In Tomokos Gedankenwelt herrscht meist eine Mischung aus Selbstbetrug und ätzendem Zynismus vor. Sie redet sich immer wieder ein, dass ihre Zeit noch kommen wird und dichtet allen anderen unterdessen jedwede schlechten Eigenschaften an oder wünscht ihnen einen grauenvollen Tod. Ihr Vorhaben, ein beliebtes und geselliges Mädchen zu werden, scheitert aber schon alleine daran, dass sie fremden Menschen gegenüber keinen Ton herausbekommt. Lediglich mit den Mitgliedern ihrer Familie kann sie normale Gespräche führen, weswegen sie ihren Bruder dafür einspannt, mit ihr Konversation zu trainieren – unter der Androhung, sie würde sonst Selbstmord begehen.
Ihr Selbstbild weicht drastisch von ihrem tatsächlichen Image ab: Was sie sich selbst an vermeintlich niedlichen Charakterzügen zuspricht, nimmt völlig absurde Züge an, denn tatsächlich wirkt sie auf andere ausgesprochen unattraktiv. Nicht nur wegen ihrer unkommunikativen Haltung, auch äußerlich steht es nicht gerade vorteilhaft für sie: Wilde, ungepflegte Haare, blasse Haut, dicke Ränder unter den Augen, kleingewachsen und gebückte Haltung sind schon eine schlechte Grundlage, die sie mit ihren eigenwilligen Stylingideen aber sogar noch zu verschlimmern vermag. In den seltenen Augenblicken, wo die Wirklichkeit ungefiltert zu ihr durchdringt, trifft es sie konsequenterweise wie ein Paukenschlag, so etwa, als sie sich nach Jahren zum ersten Mal wieder längere Zeit intensiv im Spiegel betrachtet und sich daraufhin übergeben muss.

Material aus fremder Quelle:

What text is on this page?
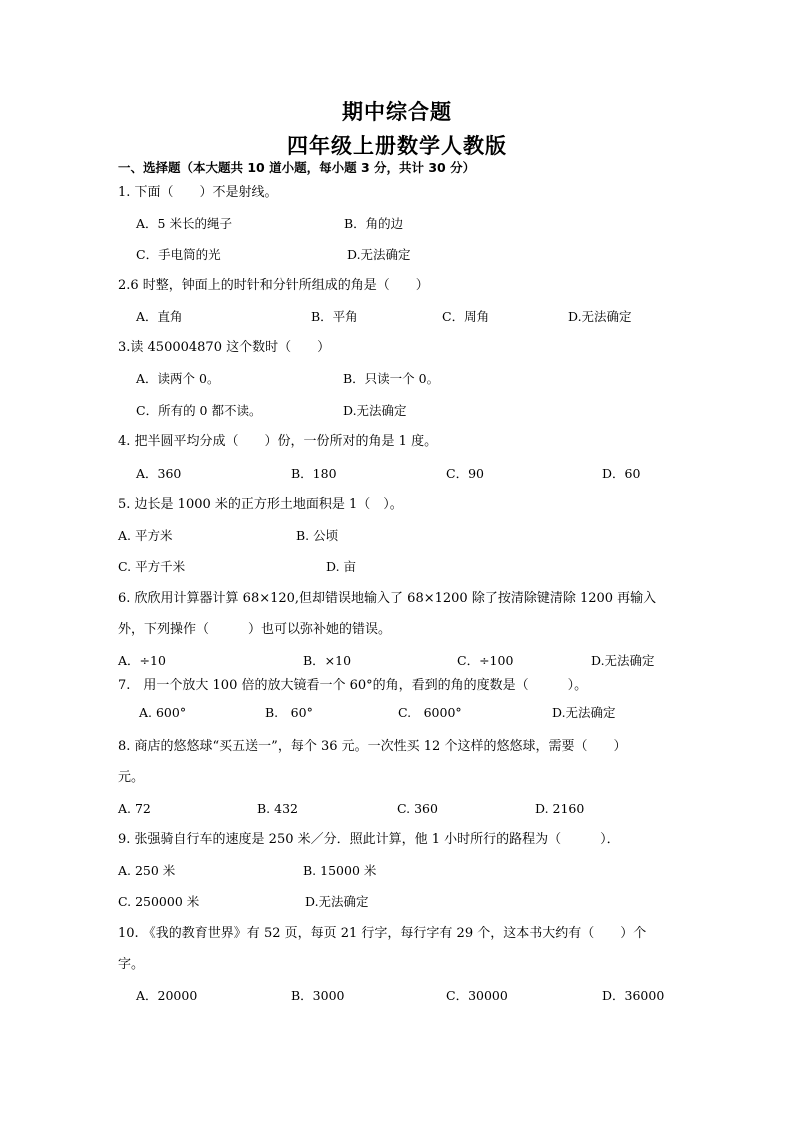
期中综合题
四年级上册数学人教版
一、选择题（本大题共 10 道小题，每小题 3 分，共计 30 分）
1. 下面（　　）不是射线。
A．5 米长的绳子	B．角的边
C．手电筒的光	D.无法确定
2.6 时整，钟面上的时针和分针所组成的角是（　　）
A．直角	B．平角	C．周角	D.无法确定
3.读 450004870 这个数时（　　）
A．读两个 0。	B．只读一个 0。
C．所有的 0 都不读。	D.无法确定
4. 把半圆平均分成（　　）份，一份所对的角是 1 度。
A．360	B．180	C．90	D．60
5. 边长是 1000 米的正方形土地面积是 1（　）。
A. 平方米	B. 公顷
C. 平方千米	D. 亩
6. 欣欣用计算器计算 68×120,但却错误地输入了 68×1200 除了按清除键清除 1200 再输入
外，下列操作（　　　）也可以弥补她的错误。
A．÷10	B．×10	C．÷100	D.无法确定
7.　用一个放大 100 倍的放大镜看一个 60°的角，看到的角的度数是（　　　）。
A. 600°	B.　60°	C.　6000°	D.无法确定
8. 商店的悠悠球“买五送一”，每个 36 元。一次性买 12 个这样的悠悠球，需要（　　）
元。
A. 72	B. 432	C. 360	D. 2160
9. 张强骑自行车的速度是 250 米／分．照此计算，他 1 小时所行的路程为（　　　）．
A. 250 米	B. 15000 米
C. 250000 米	D.无法确定
10. 《我的教育世界》有 52 页，每页 21 行字，每行字有 29 个，这本书大约有（　　）个
字。
A．20000	B．3000	C．30000	D．36000
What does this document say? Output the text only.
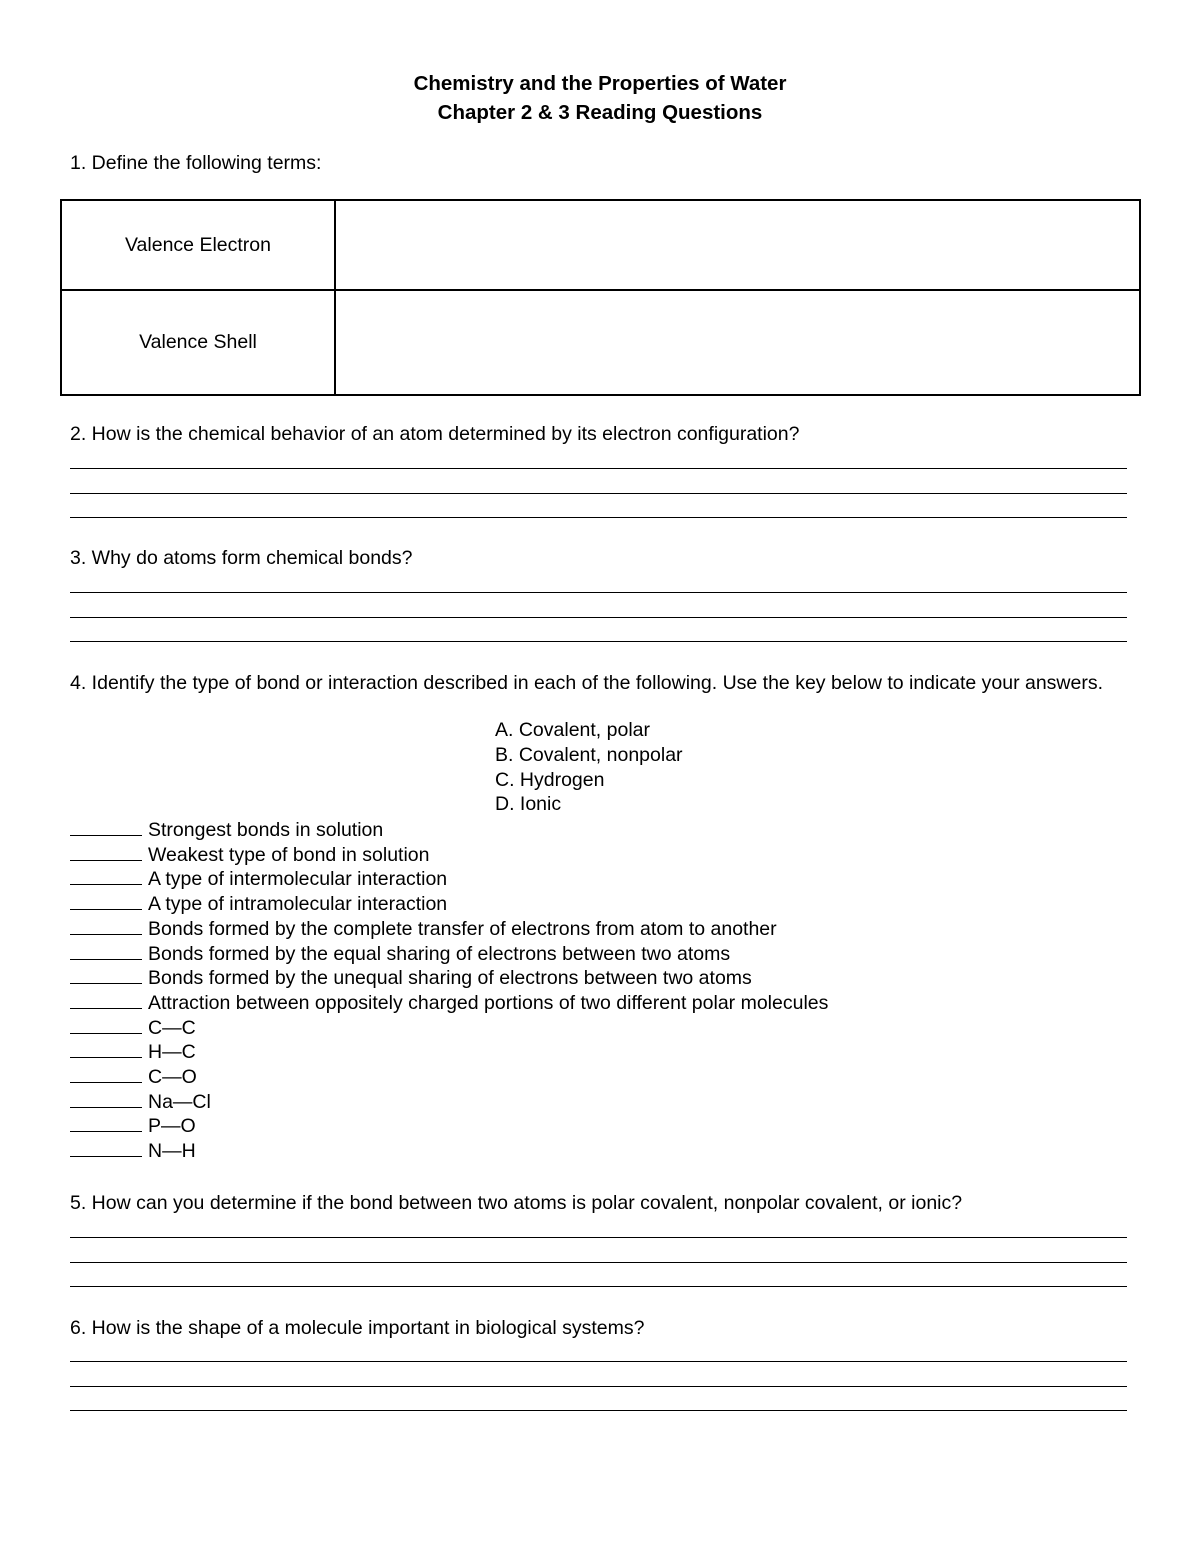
Chemistry and the Properties of Water
Chapter 2 & 3 Reading Questions
1. Define the following terms:
Valence Electron	
Valence Shell	
2. How is the chemical behavior of an atom determined by its electron configuration?
3. Why do atoms form chemical bonds?
4. Identify the type of bond or interaction described in each of the following. Use the key below to indicate your answers.
A. Covalent, polar
B. Covalent, nonpolar
C. Hydrogen
D. Ionic
Strongest bonds in solution
Weakest type of bond in solution
A type of intermolecular interaction
A type of intramolecular interaction
Bonds formed by the complete transfer of electrons from atom to another
Bonds formed by the equal sharing of electrons between two atoms
Bonds formed by the unequal sharing of electrons between two atoms
Attraction between oppositely charged portions of two different polar molecules
C—C
H—C
C—O
Na—Cl
P—O
N—H
5. How can you determine if the bond between two atoms is polar covalent, nonpolar covalent, or ionic?
6. How is the shape of a molecule important in biological systems?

Die dunklen Augenränder hat sie sich im Übrigen selbst zuzuschreiben, da sie ihre Freizeit nahezu ausschließlich am Computer oder mit Videospielen verbringt. Sie nutzt das Netz zur Recherche, wie sie ihre Probleme lösen kann, was natürlich nichts fruchtet, da sie ihre Situation noch nicht mal realistisch einschätzen kann oder will. Zum Beispiel leitet sie daraus, dass sie an der Mittelschule ganze sechs Mal in drei Jahren mit einem Jungen gesprochen hat, ab, dass sie dort eine sehr gesprächige Person gewesen ist. Wenn sie jedoch unmittelbar mit bevorstehender sozialer Interaktion konfrontiert wird, läuft in ihrem Kopf ein Film ab, wie alles nur Erdenkliche schief geht und sie am Ende scheitert. Ihre sorgsam entworfenen Szenarien funktionieren für sie nur, wenn sie sie im Vorfeld sorgfältig überlegt hat.